Le pays de l’Ouganda se situe en Afrique du centre-est, au sud du Soudan, à l’est du Zaïre et du Rwanda, bordé par une grappe de grands lacs, dont l’immense Lac Victoria, qui touche l’Ouganda, le Kenya, la Tanzanie. Ce beau pays est à peu près grand comme la moitié de la France, et compte actuellement une trentaine de millions d’habitants. Pays agricole essentiellement, grâce à un climat tempéré qui ne connaît pas de températures en-dessous de 13° ni au-dessus de 30°, on y vit d’élevage et de cultures diverses : banane, patate, manioc, café, thé, canne à sucre, tabac.

Les premiers missionnaires y arrivèrent en 1879 et furent très bien reçus. Mais le kabaka (le roi) en prit ensuite ombrage ; son successeur, Mouanga, rappela les missionnaires, et soutint ouvertement le travail des missionnaires, nommant aux charges les meilleurs des néophytes.

Ceux-ci avertirent le roi qu’une conspiration se tramait contre lui ; il arrêta son katikiro (premier ministre), qui lui mentit en protestant de sa fidélité ; pardonné, ce dernier jura la mort des chrétiens et s’ingénia à les faire mépriser du roi comme dangereux, conspirateurs, etc. La toute première victime fut le conseiller intime du roi, Joseph Mkasa, qui était aimé de tous. Même le bourreau cherchait à retarder de l’exécuter, mais il reçut l’ordre du katikiro de le tuer sur place ; il fut ainsi décapité, avec deux ou trois pages de la cour.

Auparavant, Joseph, très calmement, confia au bourreau cette commission : “Tu diras de ma part à Mouanga qu’il m’a condamné injustement, mais que je lui pardonne de bon cœur. Tu ajouteras que je lui conseille fort de se repentir, car, s’il ne se repent, il aura à plaider avec moi au tribunal de Dieu”.

Quelques mois plus tard, le roi transperce de sa lance le jeune Denis Sebuggwawo, qui était en train d’instruire un compagnon.

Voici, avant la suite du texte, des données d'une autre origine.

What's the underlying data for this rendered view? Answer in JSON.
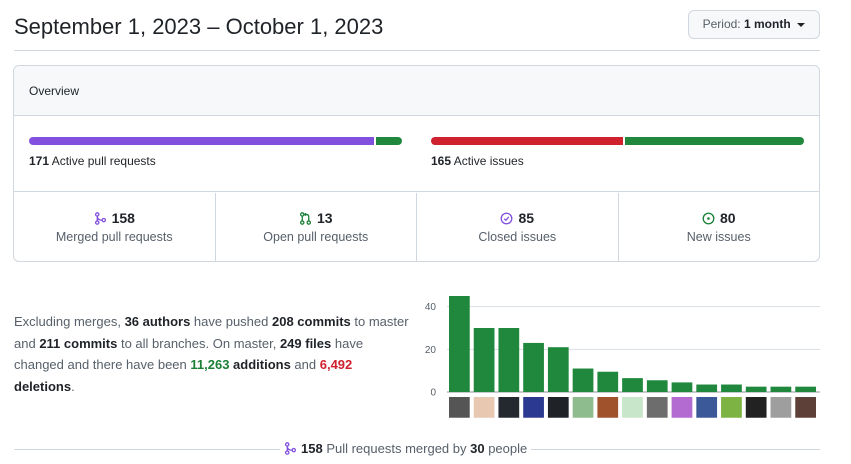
{
  "header": {
    "title": "September 1, 2023 – October 1, 2023",
    "period_prefix": "Period:",
    "period_value": "1 month"
  },
  "overview": {
    "title": "Overview",
    "pull_requests_bar": {
      "count": "171",
      "label": "Active pull requests",
      "merged_fraction": 0.924,
      "colors": [
        "#8250df",
        "#1f883d"
      ]
    },
    "issues_bar": {
      "count": "165",
      "label": "Active issues",
      "closed_fraction": 0.515,
      "colors": [
        "#cf222e",
        "#1f883d"
      ]
    },
    "stats": [
      {
        "icon": "git-merge-icon",
        "value": "158",
        "label": "Merged pull requests",
        "color": "#8250df"
      },
      {
        "icon": "git-pull-request-icon",
        "value": "13",
        "label": "Open pull requests",
        "color": "#1a7f37"
      },
      {
        "icon": "issue-closed-icon",
        "value": "85",
        "label": "Closed issues",
        "color": "#8250df"
      },
      {
        "icon": "issue-opened-icon",
        "value": "80",
        "label": "New issues",
        "color": "#1a7f37"
      }
    ]
  },
  "summary": {
    "t1": "Excluding merges, ",
    "authors": "36 authors",
    "t2": " have pushed ",
    "commits_master": "208 commits",
    "t3": " to master and ",
    "commits_all": "211 commits",
    "t4": " to all branches. On master, ",
    "files": "249 files",
    "t5": " have changed and there have been ",
    "additions_num": "11,263",
    "additions_word": " additions",
    "t6": " and ",
    "deletions_num": "6,492",
    "deletions_word": " deletions",
    "t7": "."
  },
  "chart_data": {
    "type": "bar",
    "y_ticks": [
      "0",
      "20",
      "40"
    ],
    "ylim": [
      0,
      45
    ],
    "values": [
      47,
      30,
      30,
      23,
      21,
      11,
      9.5,
      6.5,
      5.5,
      4.5,
      3.5,
      3.5,
      2.5,
      2.5,
      2.5
    ],
    "bar_color": "#1f883d",
    "grid": true
  },
  "footer": {
    "count": "158",
    "t1": " Pull requests merged by ",
    "people": "30",
    "t2": " people"
  }
}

Ce fut le signal de la persécution proprement dite : désormais devront être massacrés “tous ceux qui prient”. C’était le 25 mai 1886. Un chrétien courut de nuit avertir les missionnaires de ce qui s’était passé et qui allait se produire, de sorte que l’un d’eux, le père Lourdel, vite accouru, fut lui-même témoin des faits suivants,  à l’intérieur de la résidence royale.

Charles Lwanga, chef du groupe des pages, est appelé le premier avec sa bande ; ils reçoivent une pluie de reproches sur leur religion, puis sont enlacés de grosses cordes, d’un côté le groupe des jeunes de dix-huit à vingt-cinq ans, de l’autre les enfants. Charles et Kizito se tiennent par la main, pour s’encourager l’un l’autre à ne pas faiblir ; Kizito, quatorze ans, demande le baptême depuis longtemps, et le père Lourdel lui avait enfin promis de le baptiser dans un mois ; en fait, il sera baptisé en prison, la veille de son martyre. C’est le plus jeune de tous ces martyrs.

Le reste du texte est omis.